Figure 7. Modulation of β-catenin signaling in human hepatoma cell lines regulates p65 activity.

(A) HepG2 cells transfected with either control or β-catenin siRNA showed no significant differences in p65 reporter plasmid activity, despite a significant decrease in TOPflash activity (**P<0.01). WB demonstrates a decrease in full-length but not truncated β-catenin at 48 hours after siRNA treatment in HepG2 cells. GAPDH represents loading control.

(B) IP shows that p65 associates with both the full-length and truncated form of β-catenin in HepG2 cells.

(C) NF-κB activity as measured by p65 luciferase reporter is increased in Hep3B cells transfected with β-catenin siRNA (**P<0.01). Decrease in TOPflash reporter activity confirms knockdown of β-catenin (**P<0.01).

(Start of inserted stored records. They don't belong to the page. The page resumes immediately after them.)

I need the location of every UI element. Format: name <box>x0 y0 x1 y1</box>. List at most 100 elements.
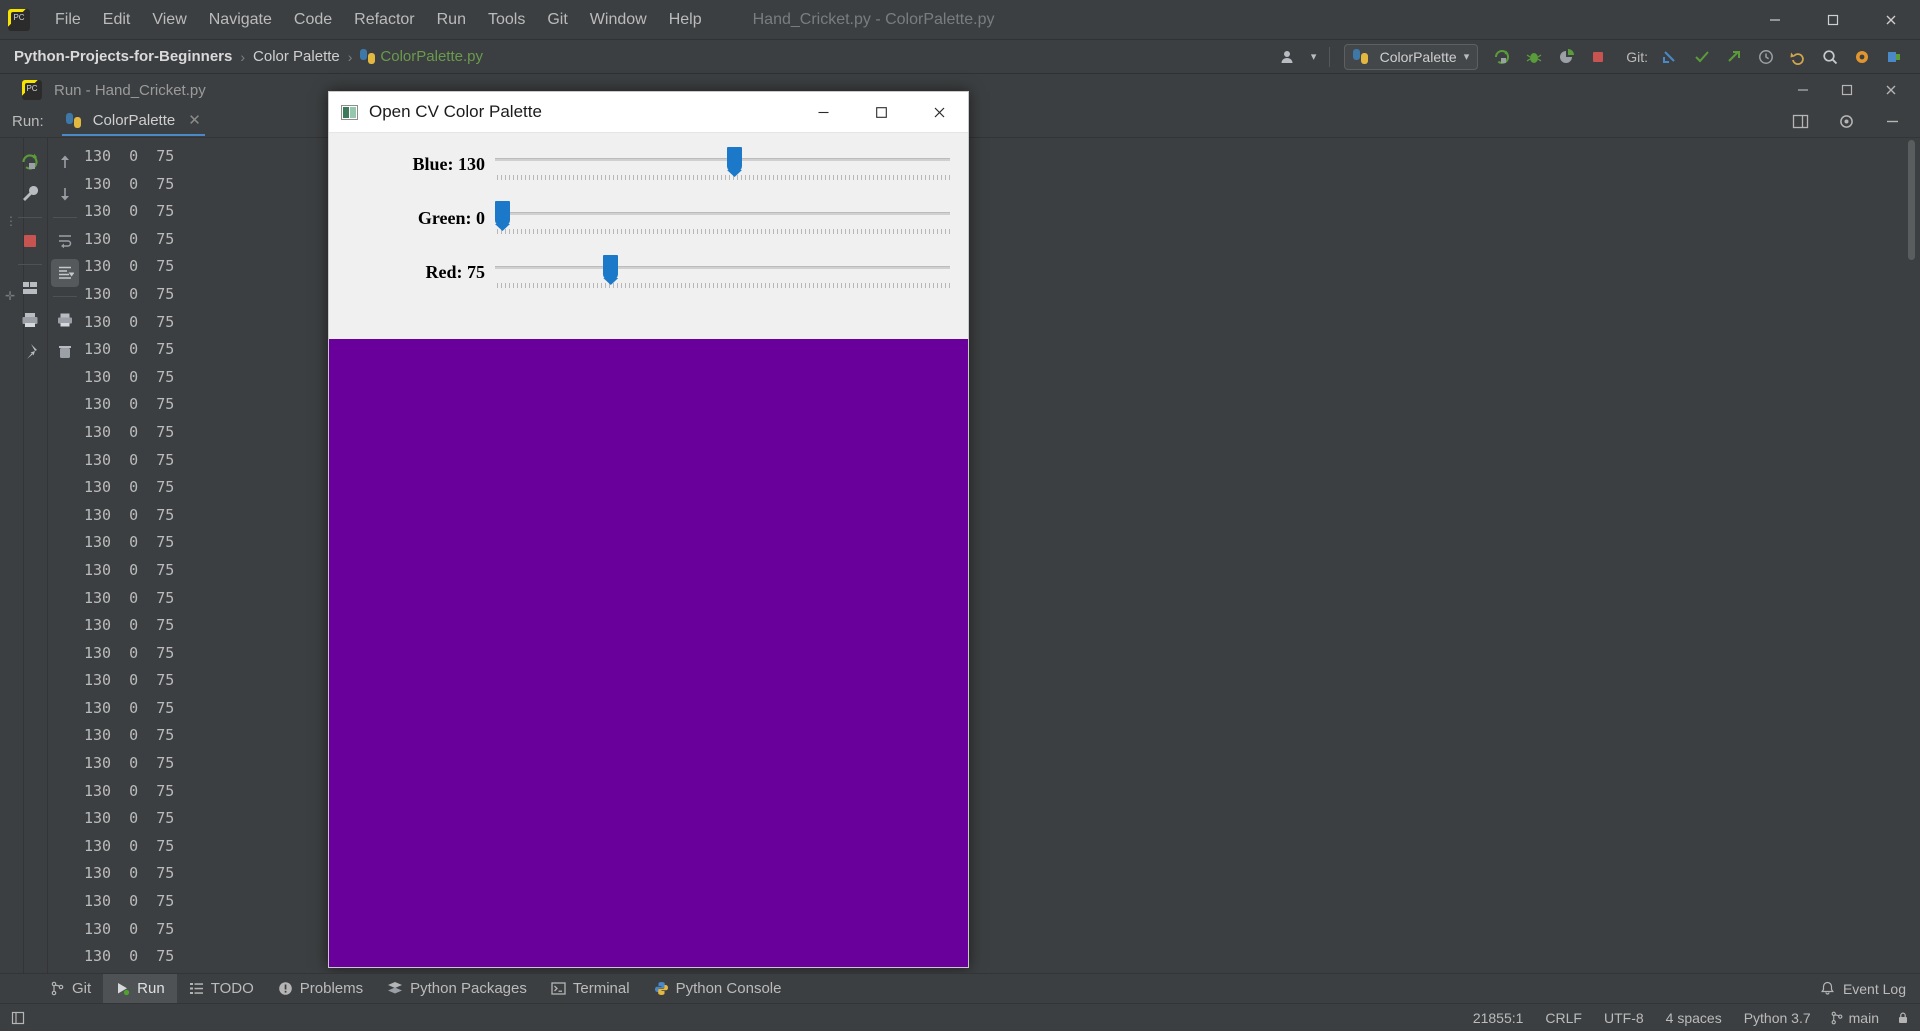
menu-help[interactable]: Help <box>658 7 713 33</box>
python-interpreter[interactable]: Python 3.7 <box>1733 1010 1822 1026</box>
indent-setting[interactable]: 4 spaces <box>1655 1010 1733 1026</box>
python-console-icon <box>654 981 669 996</box>
menu-window[interactable]: Window <box>579 7 658 33</box>
bottom-item-label: TODO <box>210 980 254 997</box>
menu-code[interactable]: Code <box>283 7 343 33</box>
trackbar-ticks-red <box>497 283 950 288</box>
trackbar-green[interactable] <box>495 201 950 245</box>
opencv-maximize-button[interactable] <box>852 92 910 133</box>
git-commit-icon[interactable] <box>1688 44 1716 70</box>
rerun-icon[interactable] <box>16 148 44 176</box>
bottom-item-python-console[interactable]: Python Console <box>642 974 794 1004</box>
ide-window: File Edit View Navigate Code Refactor Ru… <box>0 0 1920 1031</box>
run-window-minimize[interactable] <box>1796 83 1820 97</box>
bottom-item-label: Terminal <box>572 980 630 997</box>
main-toolbar: ▾ ColorPalette ▾ Git: <box>1273 43 1920 70</box>
breadcrumb-project[interactable]: Python-Projects-for-Beginners <box>14 48 232 65</box>
file-encoding[interactable]: UTF-8 <box>1593 1010 1655 1026</box>
bottom-item-terminal[interactable]: Terminal <box>539 974 642 1004</box>
trackbar-thumb-green[interactable] <box>495 201 510 226</box>
plugin-icon[interactable] <box>1880 44 1908 70</box>
opencv-close-button[interactable] <box>910 92 968 133</box>
window-title: Hand_Cricket.py - ColorPalette.py <box>752 10 995 28</box>
run-window-title: Run - Hand_Cricket.py <box>54 81 206 99</box>
git-update-icon[interactable] <box>1656 44 1684 70</box>
history-icon[interactable] <box>1752 44 1780 70</box>
trackbar-thumb-blue[interactable] <box>727 147 743 172</box>
event-log-label[interactable]: Event Log <box>1843 981 1906 997</box>
hide-icon[interactable] <box>1878 109 1906 135</box>
bottom-item-git[interactable]: Git <box>38 974 103 1004</box>
coverage-icon[interactable] <box>1552 44 1580 70</box>
scroll-to-end-icon[interactable] <box>51 259 79 287</box>
opencv-trackbar-panel: Blue: 130 Green: 0 Red: 75 <box>329 133 968 339</box>
run-tab-actions <box>1784 109 1920 135</box>
undo-icon[interactable] <box>1784 44 1812 70</box>
clear-all-icon[interactable] <box>51 338 79 366</box>
opencv-minimize-button[interactable] <box>794 92 852 133</box>
layout-icon[interactable] <box>1786 109 1814 135</box>
bottom-item-run[interactable]: Run <box>103 973 177 1004</box>
pin-icon[interactable] <box>16 338 44 366</box>
print-console-icon[interactable] <box>51 306 79 334</box>
menu-edit[interactable]: Edit <box>92 7 142 33</box>
navigation-bar: Python-Projects-for-Beginners › Color Pa… <box>0 40 1920 74</box>
console-scrollbar[interactable] <box>1906 140 1916 981</box>
minimize-button[interactable] <box>1746 0 1804 40</box>
bell-icon <box>1820 981 1835 996</box>
debug-icon[interactable] <box>1520 44 1548 70</box>
run-window-close[interactable] <box>1884 83 1908 97</box>
account-icon[interactable] <box>1275 44 1303 70</box>
close-button[interactable] <box>1862 0 1920 40</box>
run-configuration-selector[interactable]: ColorPalette ▾ <box>1343 43 1479 70</box>
breadcrumb-folder[interactable]: Color Palette <box>253 48 340 65</box>
pin-tab-icon[interactable] <box>16 274 44 302</box>
run-icon[interactable] <box>1488 44 1516 70</box>
settings-icon[interactable] <box>1848 44 1876 70</box>
project-widget-icon[interactable] <box>10 1010 26 1026</box>
soft-wrap-icon[interactable] <box>51 227 79 255</box>
git-branch-label[interactable]: main <box>1844 1010 1890 1026</box>
opencv-title-bar[interactable]: Open CV Color Palette <box>329 92 968 133</box>
git-push-icon[interactable] <box>1720 44 1748 70</box>
print-icon[interactable] <box>16 306 44 334</box>
trackbar-blue[interactable] <box>495 147 950 191</box>
menu-git[interactable]: Git <box>536 7 578 33</box>
menu-file[interactable]: File <box>44 7 92 33</box>
run-side-toolbar-secondary <box>48 138 82 983</box>
account-caret-icon[interactable]: ▾ <box>1307 44 1321 70</box>
trackbar-ticks-green <box>497 229 950 234</box>
up-arrow-icon[interactable] <box>51 148 79 176</box>
run-window-controls <box>1796 83 1920 97</box>
stop-icon[interactable] <box>16 227 44 255</box>
side-toolbar-divider-1 <box>17 217 42 218</box>
maximize-button[interactable] <box>1804 0 1862 40</box>
side2-divider-1 <box>53 217 77 218</box>
bottom-item-python-packages[interactable]: Python Packages <box>375 974 539 1004</box>
run-window-maximize[interactable] <box>1840 83 1864 97</box>
menu-navigate[interactable]: Navigate <box>198 7 283 33</box>
bottom-item-todo[interactable]: TODO <box>177 974 266 1004</box>
down-arrow-icon[interactable] <box>51 180 79 208</box>
menu-run[interactable]: Run <box>426 7 477 33</box>
trackbar-thumb-red[interactable] <box>603 255 619 280</box>
menu-refactor[interactable]: Refactor <box>343 7 425 33</box>
bottom-item-problems[interactable]: Problems <box>266 974 375 1004</box>
scrollbar-thumb[interactable] <box>1908 140 1915 260</box>
configure-icon[interactable] <box>16 180 44 208</box>
search-icon[interactable] <box>1816 44 1844 70</box>
trackbar-label-blue: Blue: 130 <box>412 154 485 174</box>
caret-position[interactable]: 21855:1 <box>1462 1010 1535 1026</box>
opencv-color-palette-window[interactable]: Open CV Color Palette Blue: 130 Green: 0… <box>328 91 969 968</box>
menu-tools[interactable]: Tools <box>477 7 536 33</box>
menu-view[interactable]: View <box>141 7 197 33</box>
gear-icon[interactable] <box>1832 109 1860 135</box>
breadcrumb-file[interactable]: ColorPalette.py <box>380 48 483 65</box>
close-icon[interactable]: ✕ <box>188 111 201 129</box>
line-separator[interactable]: CRLF <box>1534 1010 1593 1026</box>
lock-icon[interactable] <box>1896 1011 1910 1025</box>
run-tab-colorpalette[interactable]: ColorPalette ✕ <box>61 107 205 136</box>
stop-icon[interactable] <box>1584 44 1612 70</box>
trackbar-red[interactable] <box>495 255 950 299</box>
run-config-python-icon <box>1352 49 1368 64</box>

(D) p65 luciferase reporter activity is decreased in Hep3B cells transfected with β-catenin activity inhibitor ICG-001 (**P<0.01). Inhibition of β-catenin signaling is verified by a decrease in TOPflash reporter activity (**P<0.01).

(E) Transfection of Hep3B cells with mutant S33Y and S45Y β-catenin increases TOPflash activity but causes a decrease in p65 luciferase reporter activity as compared to control (**P<0.01).

(F) Treatment of Hep3B cells with escalating doses of LiCl increases TOPflash activity but causes a decrease in p65 luciferase reporter activity as compared to control (*P<0.05; **P<0.01).